A year ago our ministry began partnering with The Healing Place which is a 197 bed homeless shelter for men in recovery.  The program is based on the 12 step recovery process of Alcoholics Anonymous.  It is an intensive program with most men spending six to nine months working through the twelve steps and focusing all their attention on their recovery.  They are not allowed to work and spend all their time in classes and working through an intensive program called “Recovery Dynamics”.  It is a free program and for most their last hope.

We have recently hired six Healing Place graduates and I have been amazed by their faith and deep spirituality.  I had never had any experience with AA or NA and knew nothing about the program.  As I have questioned them about the spiritual component of the program, I became even more intrigued when many of them shared that it was through recovery that they came to know “the God of their understanding”.  One even shared that he belongs to the metaphorical “Church of Alcoholics Anonymous”.  Few of them have strong ties to the local church but instead find fellowship, support and spiritual nourishment from their AA “home group”.  I asked my friend who views AA as his home church why he did not attend church and he said “Maybe if Christians worked on living their faith with as much dedication as the alcoholics of my AA groups worked their recovery, I would be more interested in Church.” 

That was a stunning and challenging statement.  These men attend an average of three AA meetings per week; they read out of the AA “Big book” and quote it more proficiently than we Christians quote the Good Book.  It is a form of religion for those who truly seek healing and freedom from their illness and millions have found the healing they seek through these fellowships and the study of this text.  This is not surprising once one realizes that it was written by a group of Christians who desired to make the healing they had found available to all.  While the use of words like “God of your understanding” can seem foreign and to some un-Christian, there is no denying that these men have been healed by the power of the Holy Spirit.

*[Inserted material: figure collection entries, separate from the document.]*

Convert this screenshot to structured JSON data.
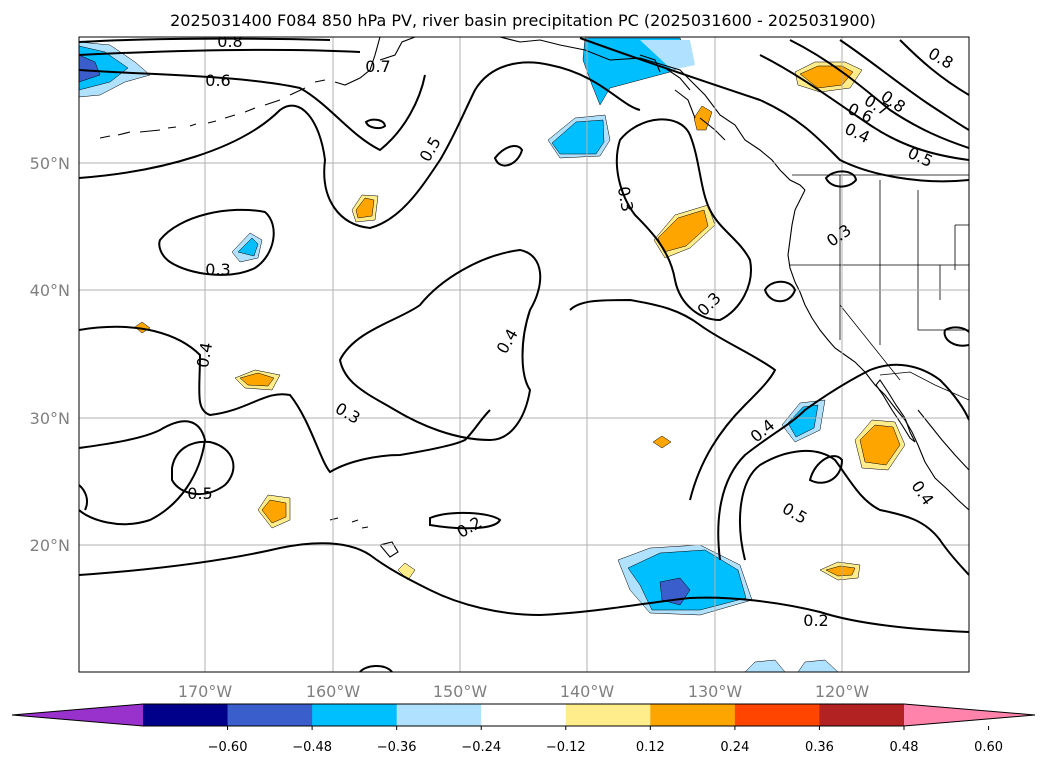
{
  "title": "2025031400 F084 850 hPa PV, river basin precipitation PC (2025031600 - 2025031900)",
  "axes": {
    "lon_labels": [
      "170°W",
      "160°W",
      "150°W",
      "140°W",
      "130°W",
      "120°W"
    ],
    "lat_labels": [
      "50°N",
      "40°N",
      "30°N",
      "20°N"
    ]
  },
  "contour_labels": [
    "0.8",
    "0.6",
    "0.7",
    "0.5",
    "0.8",
    "0.7",
    "0.6",
    "0.4",
    "0.5",
    "0.3",
    "0.3",
    "0.3",
    "0.4",
    "0.4",
    "0.3",
    "0.3",
    "0.4",
    "0.5",
    "0.5",
    "0.4",
    "0.2",
    "0.2",
    "0.8"
  ],
  "colorbar": {
    "ticks": [
      "−0.60",
      "−0.48",
      "−0.36",
      "−0.24",
      "−0.12",
      "0.12",
      "0.24",
      "0.36",
      "0.48",
      "0.60"
    ],
    "colors": [
      "#9932cc",
      "#00008b",
      "#3a5fcd",
      "#00bfff",
      "#b0e2ff",
      "#ffffff",
      "#ffec8b",
      "#ffa500",
      "#ff4500",
      "#b22222",
      "#ff83aa"
    ]
  }
}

No, the dedication of those in recovery is not the shocking part; the more shocking part is the lack of dedication exhibited by most professing Christians.  Why is it that Christians do not place the same importance on gathering together, supporting one another, the study of scripture and of doing good works? I was pondering this question with my new friend Jim and he gave me this answer “Perhaps it’s because our very life depends on our participation in the fellowship of AA.” 

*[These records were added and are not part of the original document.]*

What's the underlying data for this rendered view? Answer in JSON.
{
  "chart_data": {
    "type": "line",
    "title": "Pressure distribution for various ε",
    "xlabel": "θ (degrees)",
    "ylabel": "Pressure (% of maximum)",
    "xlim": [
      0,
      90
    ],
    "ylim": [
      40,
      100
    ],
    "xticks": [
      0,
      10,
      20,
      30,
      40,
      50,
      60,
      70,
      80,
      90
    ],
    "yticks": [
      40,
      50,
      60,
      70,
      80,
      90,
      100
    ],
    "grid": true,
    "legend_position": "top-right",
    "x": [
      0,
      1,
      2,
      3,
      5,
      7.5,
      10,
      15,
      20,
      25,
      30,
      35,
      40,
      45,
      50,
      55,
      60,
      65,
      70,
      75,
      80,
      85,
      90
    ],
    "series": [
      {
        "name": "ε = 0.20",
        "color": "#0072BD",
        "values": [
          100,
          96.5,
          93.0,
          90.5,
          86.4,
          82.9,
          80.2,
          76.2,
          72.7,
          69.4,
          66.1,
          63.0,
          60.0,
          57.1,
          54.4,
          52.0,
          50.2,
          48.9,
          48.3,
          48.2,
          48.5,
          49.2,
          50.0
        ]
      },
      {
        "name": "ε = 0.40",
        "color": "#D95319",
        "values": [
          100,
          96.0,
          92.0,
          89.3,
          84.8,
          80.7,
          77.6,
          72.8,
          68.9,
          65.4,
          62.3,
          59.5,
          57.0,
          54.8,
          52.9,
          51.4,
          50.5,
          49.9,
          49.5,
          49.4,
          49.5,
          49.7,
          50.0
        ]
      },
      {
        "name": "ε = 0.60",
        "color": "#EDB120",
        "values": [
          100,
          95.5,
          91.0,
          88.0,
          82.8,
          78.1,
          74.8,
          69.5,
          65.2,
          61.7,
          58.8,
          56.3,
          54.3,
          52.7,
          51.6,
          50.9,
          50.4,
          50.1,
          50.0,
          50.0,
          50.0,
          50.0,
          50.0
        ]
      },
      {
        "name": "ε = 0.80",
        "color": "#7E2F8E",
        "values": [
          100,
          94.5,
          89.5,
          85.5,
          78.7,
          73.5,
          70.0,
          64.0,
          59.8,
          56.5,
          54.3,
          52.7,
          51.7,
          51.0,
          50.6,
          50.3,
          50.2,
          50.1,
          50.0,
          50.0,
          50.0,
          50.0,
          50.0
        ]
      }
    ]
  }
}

What a profound thought.  What if our very life, not the life ever after, but our very life here on this earth depended on being a part of the Christian community.  What if we believed that we could only be the person God created us to be by being connected to a Christian community?  The problem we face as American Christians is that we do not see our own disease.  Our disease is the disease of complacency, of apathy, of contentment with the life we are leading.   There is nothing in our lives that we are powerless over.  There is no need for a God of our understanding our own understanding has become our God.  We have never done battle with the forces of darkness and thus, we do not depend on God’s grace to take us through each day the way my new friends do.

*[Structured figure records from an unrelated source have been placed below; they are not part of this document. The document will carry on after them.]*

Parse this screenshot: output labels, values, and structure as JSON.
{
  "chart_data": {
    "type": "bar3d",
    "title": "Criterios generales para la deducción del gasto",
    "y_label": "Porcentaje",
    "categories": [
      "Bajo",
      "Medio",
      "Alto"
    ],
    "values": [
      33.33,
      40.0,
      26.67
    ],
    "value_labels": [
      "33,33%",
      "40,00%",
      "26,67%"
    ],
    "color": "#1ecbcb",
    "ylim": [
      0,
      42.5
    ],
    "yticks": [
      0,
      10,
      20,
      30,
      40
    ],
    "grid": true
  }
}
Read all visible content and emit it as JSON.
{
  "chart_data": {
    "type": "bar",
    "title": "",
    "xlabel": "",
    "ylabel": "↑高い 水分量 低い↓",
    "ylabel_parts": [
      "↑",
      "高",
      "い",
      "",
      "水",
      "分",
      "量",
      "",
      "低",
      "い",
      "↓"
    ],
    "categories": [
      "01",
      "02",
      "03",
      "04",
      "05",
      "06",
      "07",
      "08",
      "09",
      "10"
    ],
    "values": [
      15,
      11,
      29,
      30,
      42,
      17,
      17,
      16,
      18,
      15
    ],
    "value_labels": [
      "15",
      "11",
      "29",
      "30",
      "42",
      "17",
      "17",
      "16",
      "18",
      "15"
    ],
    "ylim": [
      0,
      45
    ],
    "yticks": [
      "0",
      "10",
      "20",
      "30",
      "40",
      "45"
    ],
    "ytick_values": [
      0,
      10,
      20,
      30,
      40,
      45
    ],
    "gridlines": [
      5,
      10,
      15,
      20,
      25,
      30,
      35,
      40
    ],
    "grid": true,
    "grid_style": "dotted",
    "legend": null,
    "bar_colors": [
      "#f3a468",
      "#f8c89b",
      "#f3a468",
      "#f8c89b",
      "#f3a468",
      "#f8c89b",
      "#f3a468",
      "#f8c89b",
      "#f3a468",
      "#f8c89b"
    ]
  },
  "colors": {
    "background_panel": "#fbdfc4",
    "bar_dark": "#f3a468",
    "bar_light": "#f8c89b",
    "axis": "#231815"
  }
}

I would not trade places with them for all the world.  I watch as they walk the tight rope of addiction, everyday praying they do not stumble all the time knowing there is no safety net below them.  It is a terrifying way to live, but somehow, those who are doing it well, have a peace that passes understanding.  A peace that escapes me as I continue to lean on my own understanding and my own power, unaware that I am on that same tight rope, simply walking with a blindfold, unaware of my own spiritual battle.